The main limitation of our study was the fact that patients in our cohort were mostly younger than 12 weeks and older than six weeks of age. Consequently, we are not sure whether our calculations would be valid in different age groups. However, this is not a significant limitation, since the age group which we studied actually forms the “target group” of the technique. Despite the limited number of examinations, our statistical analysis firmly proved that our sample was adequate to draw safe conclusions. Further studies are required for the evaluation of the prognostic value of the measurements/indices, both for borderline and dysplastic hips.
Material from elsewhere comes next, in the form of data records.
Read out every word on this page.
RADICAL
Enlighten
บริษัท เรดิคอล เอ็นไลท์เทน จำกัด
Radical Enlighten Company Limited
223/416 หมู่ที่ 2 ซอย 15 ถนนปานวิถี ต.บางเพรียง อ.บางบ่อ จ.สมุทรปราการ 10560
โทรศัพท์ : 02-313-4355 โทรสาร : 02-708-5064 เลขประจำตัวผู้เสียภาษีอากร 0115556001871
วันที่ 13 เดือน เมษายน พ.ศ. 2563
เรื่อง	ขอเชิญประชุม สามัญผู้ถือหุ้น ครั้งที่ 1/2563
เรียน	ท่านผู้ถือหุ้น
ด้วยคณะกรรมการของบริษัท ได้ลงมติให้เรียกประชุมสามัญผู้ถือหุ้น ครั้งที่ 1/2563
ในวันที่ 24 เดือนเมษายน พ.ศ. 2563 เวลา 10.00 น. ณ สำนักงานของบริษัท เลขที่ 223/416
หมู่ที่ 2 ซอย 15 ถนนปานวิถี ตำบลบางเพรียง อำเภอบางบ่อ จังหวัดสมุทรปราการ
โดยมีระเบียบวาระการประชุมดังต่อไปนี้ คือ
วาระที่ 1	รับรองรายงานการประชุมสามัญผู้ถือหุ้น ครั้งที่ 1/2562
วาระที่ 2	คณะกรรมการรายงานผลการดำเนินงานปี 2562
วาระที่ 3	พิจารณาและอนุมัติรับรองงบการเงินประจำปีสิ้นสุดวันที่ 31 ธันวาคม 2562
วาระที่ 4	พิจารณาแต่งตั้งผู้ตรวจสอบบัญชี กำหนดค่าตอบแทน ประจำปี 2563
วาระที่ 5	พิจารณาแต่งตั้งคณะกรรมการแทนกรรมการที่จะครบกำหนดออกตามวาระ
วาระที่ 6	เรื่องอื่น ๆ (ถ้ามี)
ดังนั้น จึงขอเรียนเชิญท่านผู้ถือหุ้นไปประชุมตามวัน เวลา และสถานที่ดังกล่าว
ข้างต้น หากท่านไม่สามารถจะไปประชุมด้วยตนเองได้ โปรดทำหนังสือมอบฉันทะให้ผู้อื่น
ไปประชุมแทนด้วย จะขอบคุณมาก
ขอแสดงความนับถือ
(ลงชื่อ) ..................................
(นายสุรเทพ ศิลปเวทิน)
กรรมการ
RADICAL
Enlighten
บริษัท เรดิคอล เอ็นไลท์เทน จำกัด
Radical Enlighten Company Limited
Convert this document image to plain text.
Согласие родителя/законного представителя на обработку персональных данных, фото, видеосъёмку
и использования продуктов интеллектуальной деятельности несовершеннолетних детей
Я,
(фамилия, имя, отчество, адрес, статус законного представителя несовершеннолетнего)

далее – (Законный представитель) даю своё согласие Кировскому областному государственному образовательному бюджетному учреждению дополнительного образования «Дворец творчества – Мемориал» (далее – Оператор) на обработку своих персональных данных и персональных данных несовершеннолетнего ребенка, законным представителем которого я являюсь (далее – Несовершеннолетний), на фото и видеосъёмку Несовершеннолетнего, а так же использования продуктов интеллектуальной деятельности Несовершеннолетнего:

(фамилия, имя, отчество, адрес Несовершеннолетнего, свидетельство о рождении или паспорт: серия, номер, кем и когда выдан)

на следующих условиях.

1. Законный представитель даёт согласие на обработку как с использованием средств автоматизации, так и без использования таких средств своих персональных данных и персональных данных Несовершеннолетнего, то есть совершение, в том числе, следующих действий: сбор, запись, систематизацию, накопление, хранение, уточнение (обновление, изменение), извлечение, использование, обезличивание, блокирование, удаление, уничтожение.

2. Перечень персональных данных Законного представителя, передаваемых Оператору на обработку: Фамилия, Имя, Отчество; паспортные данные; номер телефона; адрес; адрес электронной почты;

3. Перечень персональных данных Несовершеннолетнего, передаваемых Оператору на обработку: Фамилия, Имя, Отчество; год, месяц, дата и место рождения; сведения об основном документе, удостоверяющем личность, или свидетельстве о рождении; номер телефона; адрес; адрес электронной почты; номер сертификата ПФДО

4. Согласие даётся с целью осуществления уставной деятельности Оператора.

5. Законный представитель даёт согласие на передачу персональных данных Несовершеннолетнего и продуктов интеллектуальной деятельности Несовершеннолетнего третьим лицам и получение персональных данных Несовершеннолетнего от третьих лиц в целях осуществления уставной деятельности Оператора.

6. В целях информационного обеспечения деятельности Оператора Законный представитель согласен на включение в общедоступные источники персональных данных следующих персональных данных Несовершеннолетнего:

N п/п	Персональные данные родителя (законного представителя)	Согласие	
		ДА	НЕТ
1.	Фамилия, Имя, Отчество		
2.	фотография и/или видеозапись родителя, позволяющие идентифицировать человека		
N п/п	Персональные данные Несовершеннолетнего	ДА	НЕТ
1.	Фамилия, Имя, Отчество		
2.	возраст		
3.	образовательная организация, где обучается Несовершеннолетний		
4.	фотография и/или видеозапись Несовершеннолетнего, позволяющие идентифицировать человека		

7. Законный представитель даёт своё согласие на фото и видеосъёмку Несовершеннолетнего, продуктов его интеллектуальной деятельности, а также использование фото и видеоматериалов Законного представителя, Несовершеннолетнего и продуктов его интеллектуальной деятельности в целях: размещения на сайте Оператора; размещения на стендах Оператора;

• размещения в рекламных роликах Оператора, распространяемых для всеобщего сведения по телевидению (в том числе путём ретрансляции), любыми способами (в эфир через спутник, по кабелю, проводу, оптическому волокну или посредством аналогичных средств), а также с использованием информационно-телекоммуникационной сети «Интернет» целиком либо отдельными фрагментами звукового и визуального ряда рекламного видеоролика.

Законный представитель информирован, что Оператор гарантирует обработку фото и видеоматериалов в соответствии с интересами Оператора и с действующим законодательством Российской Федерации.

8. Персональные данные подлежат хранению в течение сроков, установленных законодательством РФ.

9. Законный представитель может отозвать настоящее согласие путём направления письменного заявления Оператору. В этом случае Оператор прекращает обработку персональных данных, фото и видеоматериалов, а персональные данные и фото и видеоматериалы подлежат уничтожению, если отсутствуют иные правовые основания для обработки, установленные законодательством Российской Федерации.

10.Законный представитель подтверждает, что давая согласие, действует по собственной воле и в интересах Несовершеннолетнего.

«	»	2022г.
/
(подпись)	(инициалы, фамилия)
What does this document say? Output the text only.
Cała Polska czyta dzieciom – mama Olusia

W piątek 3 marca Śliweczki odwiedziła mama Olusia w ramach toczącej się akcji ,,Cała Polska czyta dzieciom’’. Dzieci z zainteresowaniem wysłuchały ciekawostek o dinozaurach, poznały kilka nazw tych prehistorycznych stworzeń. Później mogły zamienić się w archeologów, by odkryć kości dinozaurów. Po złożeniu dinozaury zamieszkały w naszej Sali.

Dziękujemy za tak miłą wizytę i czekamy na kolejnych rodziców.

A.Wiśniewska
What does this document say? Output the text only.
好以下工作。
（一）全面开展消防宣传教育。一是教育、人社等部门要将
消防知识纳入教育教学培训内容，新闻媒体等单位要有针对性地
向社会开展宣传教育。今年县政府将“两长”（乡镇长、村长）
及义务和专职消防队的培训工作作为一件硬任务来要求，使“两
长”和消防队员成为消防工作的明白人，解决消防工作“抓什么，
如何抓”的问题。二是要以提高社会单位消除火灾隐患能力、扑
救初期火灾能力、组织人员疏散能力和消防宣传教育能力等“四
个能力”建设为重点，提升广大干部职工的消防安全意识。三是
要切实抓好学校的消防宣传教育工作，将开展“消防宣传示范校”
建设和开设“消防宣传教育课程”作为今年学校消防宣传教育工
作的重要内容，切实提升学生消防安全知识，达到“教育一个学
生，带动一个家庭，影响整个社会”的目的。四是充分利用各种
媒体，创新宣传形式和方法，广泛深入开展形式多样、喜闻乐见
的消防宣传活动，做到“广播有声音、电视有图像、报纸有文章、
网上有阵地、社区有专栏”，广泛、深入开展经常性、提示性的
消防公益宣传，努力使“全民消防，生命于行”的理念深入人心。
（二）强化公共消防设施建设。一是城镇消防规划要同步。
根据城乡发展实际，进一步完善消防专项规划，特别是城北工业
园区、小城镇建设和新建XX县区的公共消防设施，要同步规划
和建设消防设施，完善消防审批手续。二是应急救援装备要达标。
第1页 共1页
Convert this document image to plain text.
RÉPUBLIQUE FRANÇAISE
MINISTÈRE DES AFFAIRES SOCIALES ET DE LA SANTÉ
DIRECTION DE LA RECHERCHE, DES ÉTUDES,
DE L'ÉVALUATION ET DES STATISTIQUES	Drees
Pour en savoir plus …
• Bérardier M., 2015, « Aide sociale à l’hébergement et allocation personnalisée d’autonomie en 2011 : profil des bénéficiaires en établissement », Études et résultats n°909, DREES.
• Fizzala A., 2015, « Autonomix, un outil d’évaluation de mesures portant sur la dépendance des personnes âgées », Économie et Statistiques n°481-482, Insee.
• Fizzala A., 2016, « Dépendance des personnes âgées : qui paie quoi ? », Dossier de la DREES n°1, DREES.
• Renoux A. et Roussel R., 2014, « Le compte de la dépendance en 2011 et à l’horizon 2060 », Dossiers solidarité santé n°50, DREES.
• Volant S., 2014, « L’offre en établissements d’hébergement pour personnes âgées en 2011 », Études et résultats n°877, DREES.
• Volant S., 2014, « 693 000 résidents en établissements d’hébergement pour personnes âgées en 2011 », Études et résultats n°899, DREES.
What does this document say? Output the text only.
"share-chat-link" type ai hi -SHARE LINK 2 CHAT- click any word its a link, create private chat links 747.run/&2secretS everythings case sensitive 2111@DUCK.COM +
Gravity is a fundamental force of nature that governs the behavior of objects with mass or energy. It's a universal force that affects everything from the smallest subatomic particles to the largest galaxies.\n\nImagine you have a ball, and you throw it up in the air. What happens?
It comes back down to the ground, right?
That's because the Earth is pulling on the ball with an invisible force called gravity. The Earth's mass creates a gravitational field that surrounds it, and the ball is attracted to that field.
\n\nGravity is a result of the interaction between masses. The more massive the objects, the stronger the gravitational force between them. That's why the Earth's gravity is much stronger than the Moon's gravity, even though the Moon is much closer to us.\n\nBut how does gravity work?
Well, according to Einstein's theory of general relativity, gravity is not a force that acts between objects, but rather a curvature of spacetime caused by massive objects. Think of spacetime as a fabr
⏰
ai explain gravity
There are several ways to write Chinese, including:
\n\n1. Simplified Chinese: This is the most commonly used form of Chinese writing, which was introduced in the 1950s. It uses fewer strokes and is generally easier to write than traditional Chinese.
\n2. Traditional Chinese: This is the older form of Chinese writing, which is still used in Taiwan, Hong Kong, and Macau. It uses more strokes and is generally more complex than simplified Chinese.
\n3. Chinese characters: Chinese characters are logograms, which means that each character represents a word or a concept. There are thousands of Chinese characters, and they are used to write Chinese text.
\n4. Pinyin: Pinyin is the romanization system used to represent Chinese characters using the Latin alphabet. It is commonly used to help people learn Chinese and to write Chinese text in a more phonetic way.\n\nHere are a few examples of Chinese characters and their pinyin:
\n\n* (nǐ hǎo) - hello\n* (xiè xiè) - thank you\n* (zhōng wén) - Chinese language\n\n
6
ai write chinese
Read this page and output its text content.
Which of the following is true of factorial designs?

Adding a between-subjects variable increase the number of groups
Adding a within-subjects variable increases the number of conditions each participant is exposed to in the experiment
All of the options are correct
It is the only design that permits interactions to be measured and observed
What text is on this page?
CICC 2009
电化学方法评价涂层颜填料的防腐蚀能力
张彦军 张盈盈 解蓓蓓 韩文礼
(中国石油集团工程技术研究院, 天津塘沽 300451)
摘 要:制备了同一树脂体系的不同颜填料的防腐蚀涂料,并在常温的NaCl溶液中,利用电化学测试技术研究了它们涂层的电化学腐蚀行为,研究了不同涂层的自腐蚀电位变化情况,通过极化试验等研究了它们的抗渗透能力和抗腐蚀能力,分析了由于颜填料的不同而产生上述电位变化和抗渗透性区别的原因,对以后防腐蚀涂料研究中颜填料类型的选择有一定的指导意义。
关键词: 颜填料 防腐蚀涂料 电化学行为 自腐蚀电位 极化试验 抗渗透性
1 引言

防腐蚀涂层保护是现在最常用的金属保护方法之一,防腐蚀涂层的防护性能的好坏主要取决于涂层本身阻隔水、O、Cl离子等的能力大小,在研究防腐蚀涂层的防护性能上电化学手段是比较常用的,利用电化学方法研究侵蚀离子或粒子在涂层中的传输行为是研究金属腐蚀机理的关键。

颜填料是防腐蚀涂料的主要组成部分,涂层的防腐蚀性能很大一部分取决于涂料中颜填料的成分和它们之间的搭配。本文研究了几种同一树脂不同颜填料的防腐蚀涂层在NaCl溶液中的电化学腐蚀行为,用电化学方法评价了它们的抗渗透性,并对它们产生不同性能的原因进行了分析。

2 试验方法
In conclusion, the width of the bony part of the acetabular roof (F), the F/D ratio (width of the bony part of the acetabular roof/width of the femoral head), and the (C–F)/D ratio (width of the cartilaginous part of the acetabular roof, including the labrum/width of the fem-oral head) are newly introduced indices on Graf’s “standard scan plane” images, which further quantify the differentiating features between type I and type II hips. They reflect numerically the relative proportions of the bony and the cartilaginous parts of the acetabular roof and may be employed as useful additional indices for the differentiation between centered hips, requiring treatment or reexamination, and immature hips, which may be safely discharged. These indices may be used to increase the diagnostic certainty of the examiner, especially in borderline cases and, consequently, limit unnecessary re-examinations or treatment.